L'expérience révolutionnaire de la Maison verte
Ce lieu d’accueil des jeunes enfants imaginé par Françoise Dolto a vu passer des milliers de familles depuis sa création dans les années 1970.
Une psychanalyste dans la cité. L’aventure de la Maison verte, de Françoise Dolto, Marie-Hélène Malandrin et Claude Schauder.
Éditions Gallimard, 408 pages, 24 euros.
Une Maison verte, on aimerait que chaque quartier en ait une. On aimerait aussi que ce livre arrive dans les mains de ceux qui, aujourd’hui aux plus hauts niveaux de l’État, voudraient traquer les futurs délinquants à l’école maternelle.
La violence, « c’est quand on ne dit pas ou qu’on ne dit plus », écrivait Françoise Dolto en 1984.

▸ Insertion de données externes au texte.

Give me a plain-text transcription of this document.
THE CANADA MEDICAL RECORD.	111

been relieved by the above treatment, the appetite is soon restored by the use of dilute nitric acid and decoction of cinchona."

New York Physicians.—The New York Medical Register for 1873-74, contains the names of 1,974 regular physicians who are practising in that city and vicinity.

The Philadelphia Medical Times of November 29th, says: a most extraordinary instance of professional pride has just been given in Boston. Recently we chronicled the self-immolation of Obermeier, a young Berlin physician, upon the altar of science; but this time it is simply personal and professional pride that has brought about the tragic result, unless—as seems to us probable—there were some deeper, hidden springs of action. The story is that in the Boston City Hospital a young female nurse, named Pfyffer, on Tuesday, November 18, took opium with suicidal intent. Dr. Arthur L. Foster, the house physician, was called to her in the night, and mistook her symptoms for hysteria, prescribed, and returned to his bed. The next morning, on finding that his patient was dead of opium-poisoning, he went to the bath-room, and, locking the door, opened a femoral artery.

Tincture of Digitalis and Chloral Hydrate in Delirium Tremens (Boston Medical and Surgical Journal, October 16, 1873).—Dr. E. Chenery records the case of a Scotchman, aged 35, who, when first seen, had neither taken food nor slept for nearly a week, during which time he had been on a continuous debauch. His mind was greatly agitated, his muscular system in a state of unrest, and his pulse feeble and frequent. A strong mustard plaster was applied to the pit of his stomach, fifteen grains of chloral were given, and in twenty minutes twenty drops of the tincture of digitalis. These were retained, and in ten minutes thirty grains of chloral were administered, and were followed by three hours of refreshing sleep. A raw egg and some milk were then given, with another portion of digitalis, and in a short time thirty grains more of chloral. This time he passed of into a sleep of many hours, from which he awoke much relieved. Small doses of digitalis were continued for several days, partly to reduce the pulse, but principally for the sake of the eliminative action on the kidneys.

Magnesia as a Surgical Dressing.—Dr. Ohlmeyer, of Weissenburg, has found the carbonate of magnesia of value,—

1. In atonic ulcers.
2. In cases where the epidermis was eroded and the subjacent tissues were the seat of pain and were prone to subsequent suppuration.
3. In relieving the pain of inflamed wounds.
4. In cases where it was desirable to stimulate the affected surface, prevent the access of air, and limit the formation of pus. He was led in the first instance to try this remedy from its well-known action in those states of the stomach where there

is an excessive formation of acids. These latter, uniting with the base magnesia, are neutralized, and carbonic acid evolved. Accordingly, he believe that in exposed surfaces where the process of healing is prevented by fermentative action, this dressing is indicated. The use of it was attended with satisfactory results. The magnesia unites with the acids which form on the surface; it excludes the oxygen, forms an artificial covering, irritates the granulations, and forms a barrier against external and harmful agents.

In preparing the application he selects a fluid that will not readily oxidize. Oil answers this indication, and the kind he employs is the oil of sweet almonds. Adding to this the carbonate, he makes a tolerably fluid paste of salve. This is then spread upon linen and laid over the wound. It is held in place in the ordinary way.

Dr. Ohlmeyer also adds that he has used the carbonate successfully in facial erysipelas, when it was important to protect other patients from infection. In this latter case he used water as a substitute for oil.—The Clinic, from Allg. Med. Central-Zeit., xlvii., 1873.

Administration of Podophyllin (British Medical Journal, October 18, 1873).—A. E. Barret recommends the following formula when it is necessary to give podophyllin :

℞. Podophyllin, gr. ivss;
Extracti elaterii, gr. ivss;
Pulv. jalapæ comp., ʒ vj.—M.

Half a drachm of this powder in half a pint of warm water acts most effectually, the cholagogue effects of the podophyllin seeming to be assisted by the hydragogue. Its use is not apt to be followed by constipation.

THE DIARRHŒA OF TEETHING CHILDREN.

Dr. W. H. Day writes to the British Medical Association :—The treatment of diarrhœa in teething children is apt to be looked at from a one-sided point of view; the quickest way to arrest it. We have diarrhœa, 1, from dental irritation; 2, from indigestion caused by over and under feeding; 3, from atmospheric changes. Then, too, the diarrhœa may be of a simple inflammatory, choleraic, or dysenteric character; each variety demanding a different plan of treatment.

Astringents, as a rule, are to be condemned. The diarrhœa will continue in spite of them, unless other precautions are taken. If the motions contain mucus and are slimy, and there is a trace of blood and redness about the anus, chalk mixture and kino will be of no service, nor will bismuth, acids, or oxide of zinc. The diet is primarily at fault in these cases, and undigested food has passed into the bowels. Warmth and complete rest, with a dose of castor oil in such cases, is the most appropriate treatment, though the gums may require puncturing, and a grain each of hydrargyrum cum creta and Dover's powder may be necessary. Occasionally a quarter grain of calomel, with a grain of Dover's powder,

Elle ajoutait : « Alors on se jette sur l’autre corps à corps. » La Maison verte, telle qu’elle l’a imaginée et lui a donné vie à la fin des années 1970, dans une ancienne boutique du XVe arrondissement de Paris, est un lieu de paroles, un lieu de prévention de la violence et de « beaucoup de souffrances inutiles ». « Ni une crèche, ni un lieu de soin, ni un lieu de garde », c’est un endroit où les enfants, de la naissance à trois ans, sont accueillis sans aucune inscription préalable (seul leur prénom figure sur un registre et la participation financière est libre), mais ils doivent être accompagnés par leur père, leur mère ou la personne qui les garde (tante, grand-mère, nourrice). C’est un endroit où, dans la sécurité de cette proximité familière, ils peuvent apprendre à nouer une relation sociale avec d’autres enfants, d’autres parents, les adultes qui accueillent. C’est un endroit où on parle à l’enfant, même nouveau-né, où on s’adresse à lui « en première personne ». Car, de sa grande expérience de psychanalyste d’enfants, Françoise Dolto a tiré la conviction que bien des problèmes rencontrés plus tard pourraient être évités si des événements, des traumatismes vécus directement ou à travers la famille pouvaient, « être parlés à temps ».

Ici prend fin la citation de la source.